The absolute risk of progression to HF was higher among those with DM across preclinical HF stages. In Stage A HF, individuals with DM had a HF incidence rate of 5.7 per 1,000-person years, versus 3.6 per 1,000-person years in those without DM. In Stage B HF, the incidence rate per 1,000-person years increased to 19.0 and 25.7, among those without and with DM, respectively. A similar pattern was observed with the HF relative risk, which was enhanced by DM across preclinical stage, but overall higher in Stage B versus Stage A, irrespective of DM status  ̶ hazard ratios (HR) in Stage A: 1.0 (without DM), 1.60 (with DM); Stage B: 4.7 (without DM), 6.87 (with DM).

Further exploration of the effects of uncontrolled DM (HbA1C ≥7%) demonstrated that uncontrolled DM significantly increased the relative risk of developing clinical HF compared to controlled DM (HbA1C <7%) more so in Stage B than Stage A. Using Stage A individuals without DM as reference, the HRs for incident clinical HF in Stage B was 10.2 in individuals with uncontrolled DM and 5.7 in individuals with controlled DM, respectively.

This report demonstrates a gradient of risk of progression to clinical HF across stages of preclinical HF stages, as well as highlights the deleterious effect of DM and poor glycemic control, in accelerating the progression of preclinical HF to overt HF, especially in Stage B HF.

With this community-based study, we gain further insight into the accelerating effect of DM on the progression of preclinical HF to clinical HF. This study highlights that 1) patients with DM have an accelerated progression towards HF, and 2) better glycemic control is important in patients with DM to prevent progression of HF.

The importance of preventing the progression of HF in patients with DM lies within targeting the populations most at risk.
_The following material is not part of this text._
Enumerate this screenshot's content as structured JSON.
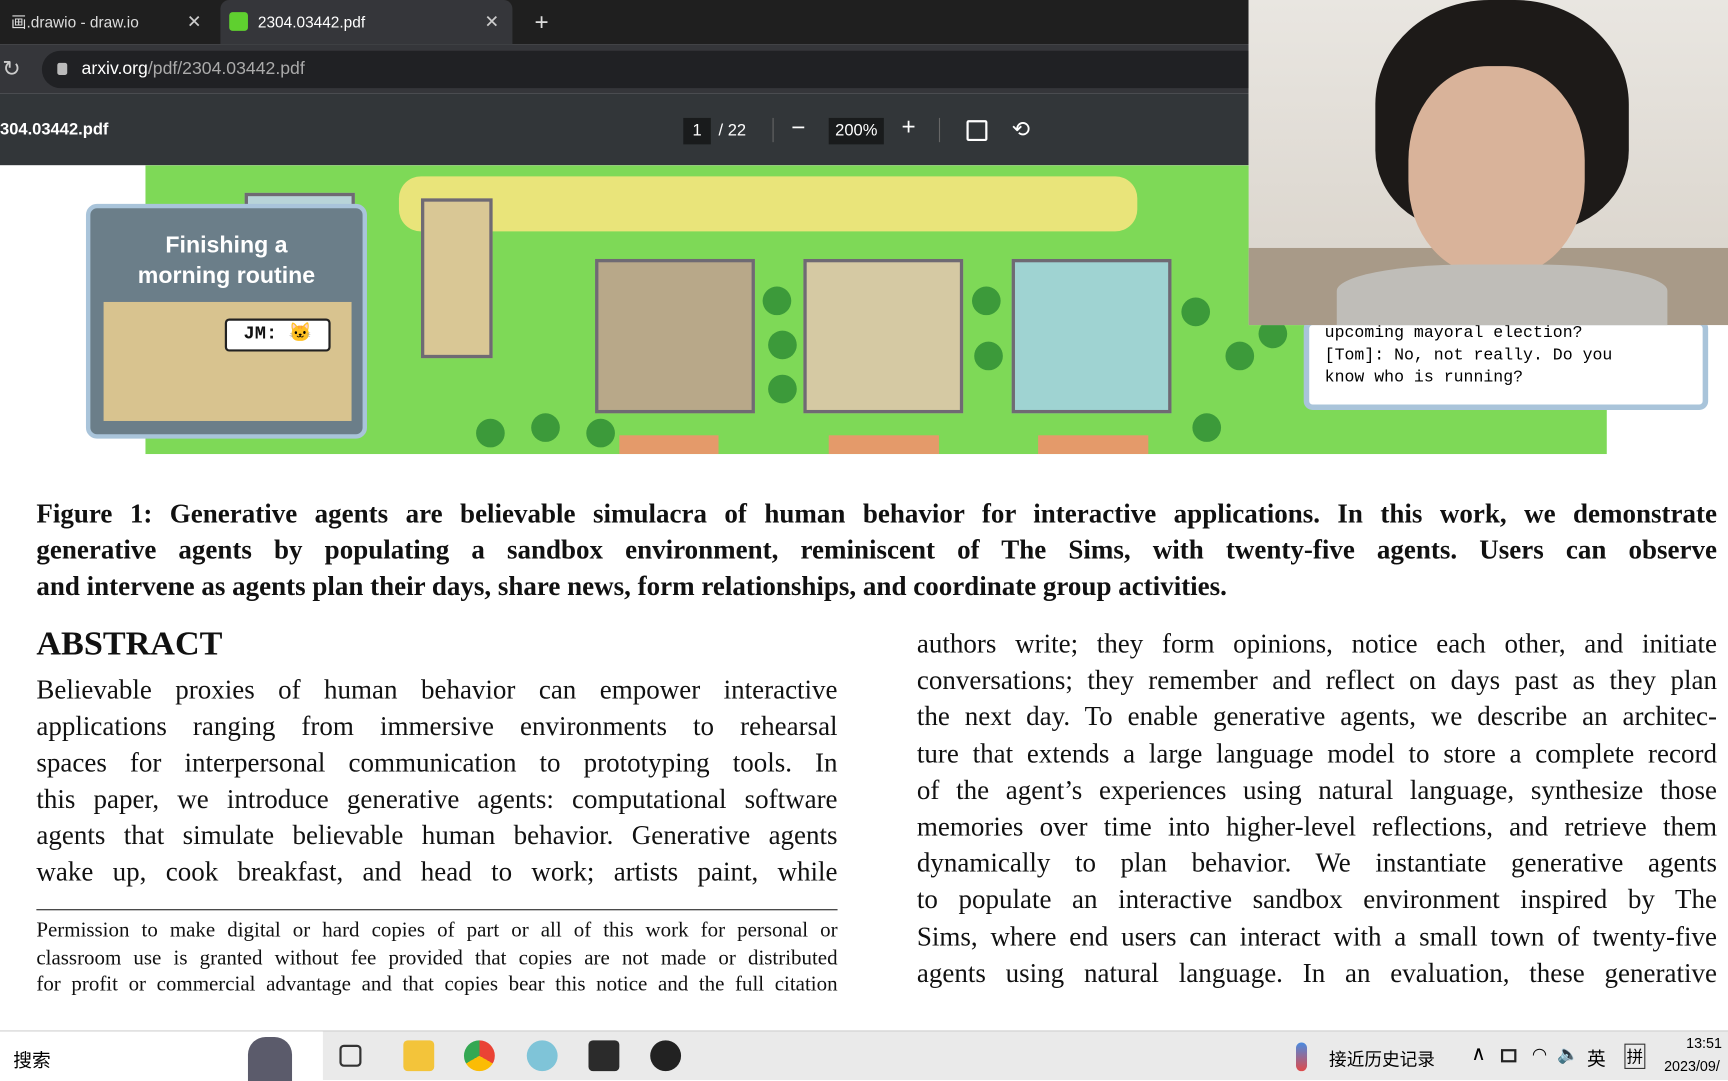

Individuals with structural disease or elevated biomarkers (Stage B HF) have a higher risk of developing HF than those individuals at risk (Stage A), and thus may be more vulnerable to the effect of DM.

Previous observational studies have aided in the identification of phenotypes (structural/functional ventricular dysfunction, and/or elevated cardiac biomarkers) that predict cardiovascular risk; this underlines the need to recognize these subtle asymptomatic states.4 Thus, differentiating those in Stage A HF from those in Stage B HF is important to our understanding the extent of the risk of developing clinical HF among individuals with DM.
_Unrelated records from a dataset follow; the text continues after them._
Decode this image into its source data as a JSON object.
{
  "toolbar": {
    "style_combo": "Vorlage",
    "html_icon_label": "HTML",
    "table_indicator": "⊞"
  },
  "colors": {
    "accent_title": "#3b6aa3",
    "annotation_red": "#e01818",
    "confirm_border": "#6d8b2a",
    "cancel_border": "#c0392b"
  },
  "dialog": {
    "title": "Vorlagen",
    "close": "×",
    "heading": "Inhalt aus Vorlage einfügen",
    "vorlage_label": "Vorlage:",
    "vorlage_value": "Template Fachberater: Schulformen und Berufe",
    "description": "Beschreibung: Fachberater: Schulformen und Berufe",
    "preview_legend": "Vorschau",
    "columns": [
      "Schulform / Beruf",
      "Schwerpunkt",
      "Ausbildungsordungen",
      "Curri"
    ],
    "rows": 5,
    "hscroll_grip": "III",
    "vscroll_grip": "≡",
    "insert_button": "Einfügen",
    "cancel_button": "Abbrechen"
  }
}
Previous work showed that the duration of DM increases the incident risk of HF; there was an approximate 17% relative risk increase in HF risk with each 5-year increase in DM duration.5 Although individuals in this study had a variable duration of DM depending on the preclinical HF stage (9.4 ± 7.8 years in Stage A and 11.5 ± 8.6 years in Stage B), individuals with preclinical HF stages and longer duration of DM (>10 years) had a higher risk of incident clinical HF. This signals that continued emphasis on DM prevention and management with the relevant therapies will likely help delay the onset of clinical HF.
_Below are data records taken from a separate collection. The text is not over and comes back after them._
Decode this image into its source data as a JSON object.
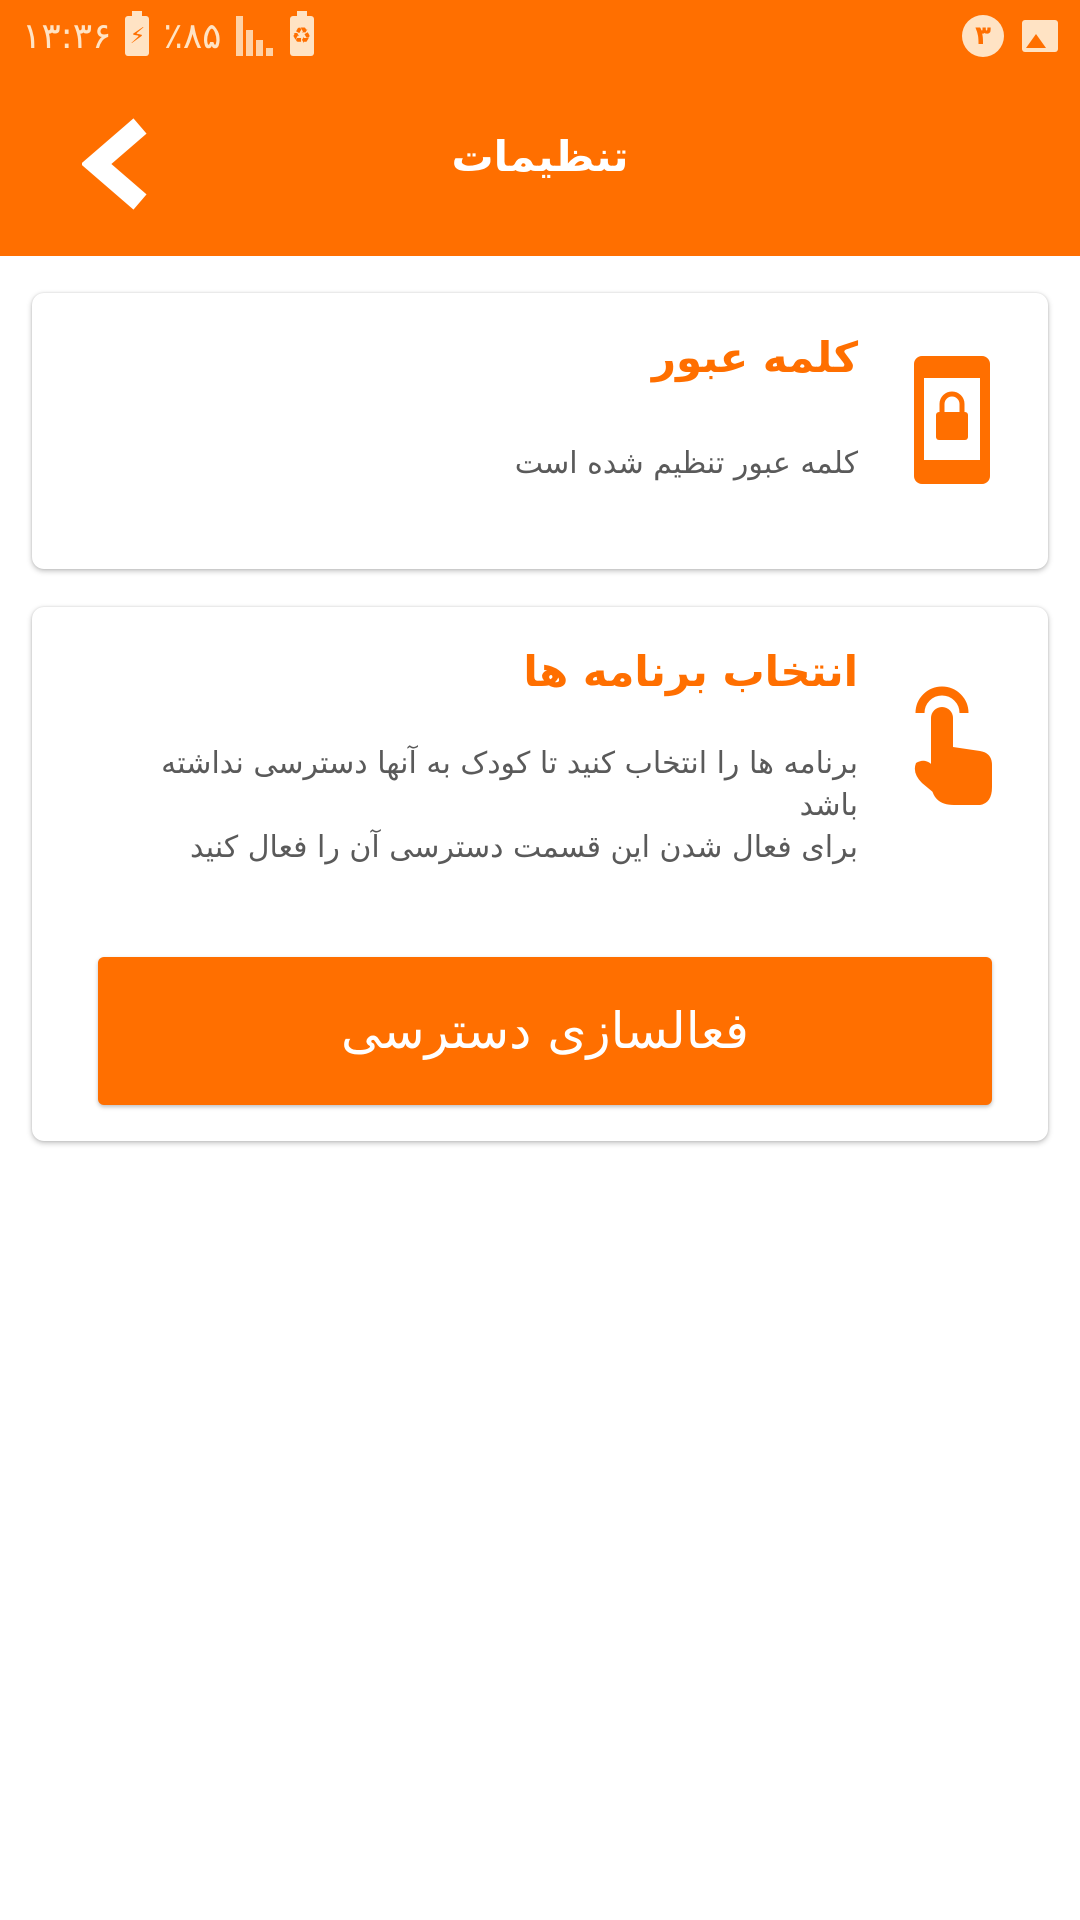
{
  "status_bar": {
    "time": "۱۳:۳۶",
    "battery": "٪۸۵",
    "notification_count": "۳"
  },
  "app_bar": {
    "title": "تنظیمات"
  },
  "password_card": {
    "title": "کلمه عبور",
    "description": "کلمه عبور تنظیم شده است"
  },
  "apps_card": {
    "title": "انتخاب برنامه ها",
    "description_line1": "برنامه ها را انتخاب کنید تا کودک به آنها دسترسی نداشته باشد",
    "description_line2": "برای فعال شدن این قسمت دسترسی آن را فعال کنید",
    "button_label": "فعالسازی دسترسی"
  },
  "colors": {
    "accent": "#ff6f00",
    "text_secondary": "#5a5a5a",
    "background": "#ffffff"
  }
}
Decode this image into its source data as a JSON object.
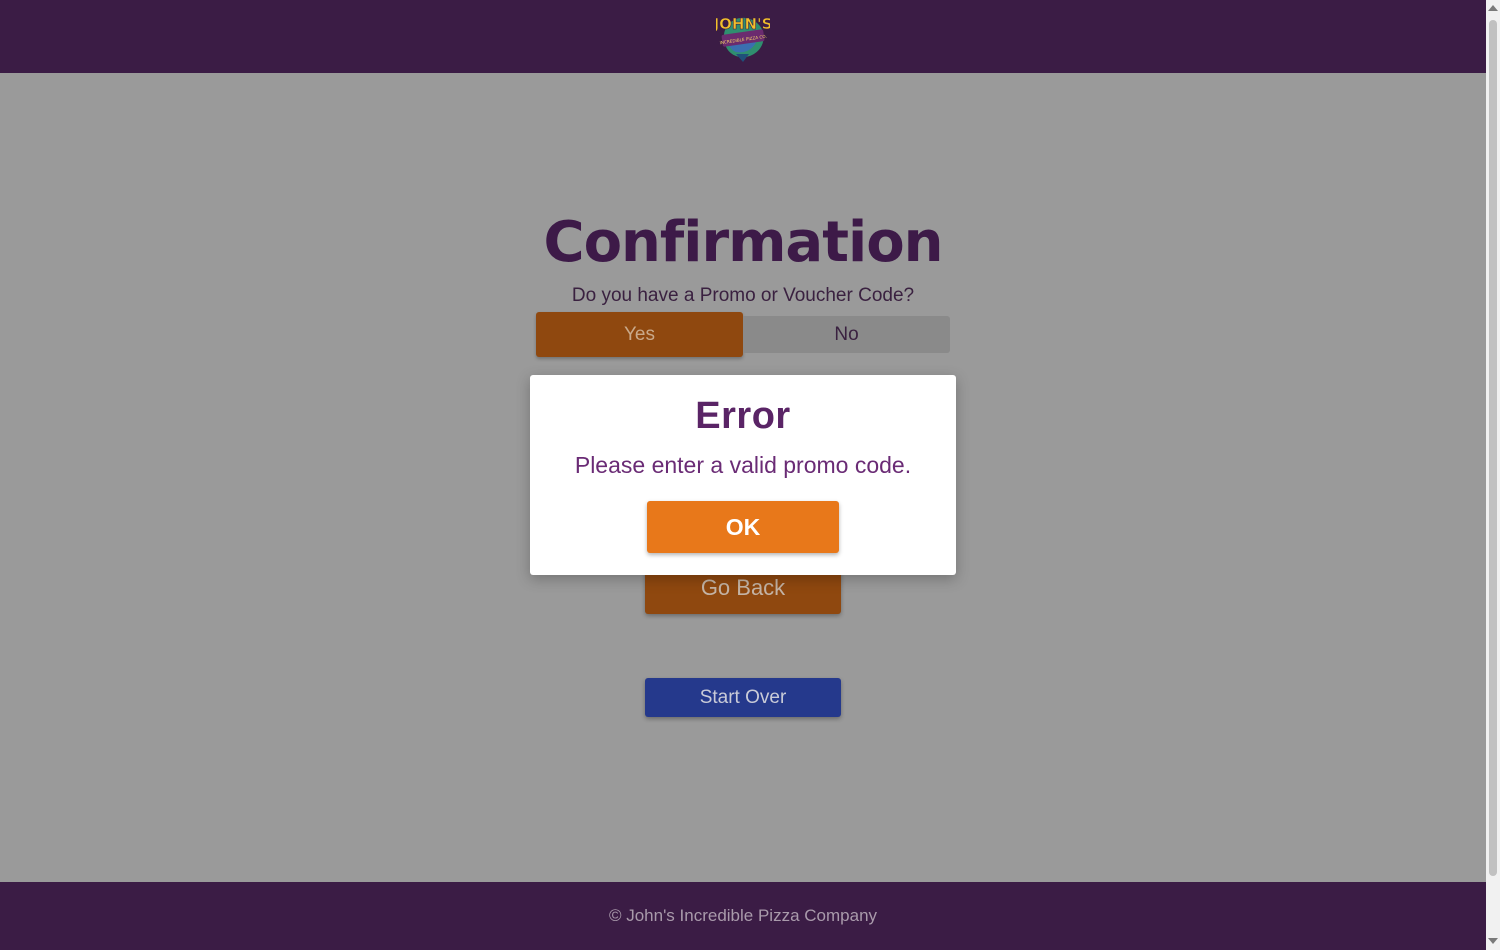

Among high-risk individuals with DM and Stage B HF, lower HF risk was observed among individuals maintaining a HbA1C <7%. This provides further insight into the role of DM and reinforces the notion that better glycemic control is likely particularly important for preventing HF. It is only logical to infer that, in addition to glycemic, the control of other modifiable risk factors including blood pressure and body mass index known to be associated with an increased HF risk6 will further enhance HF prevention.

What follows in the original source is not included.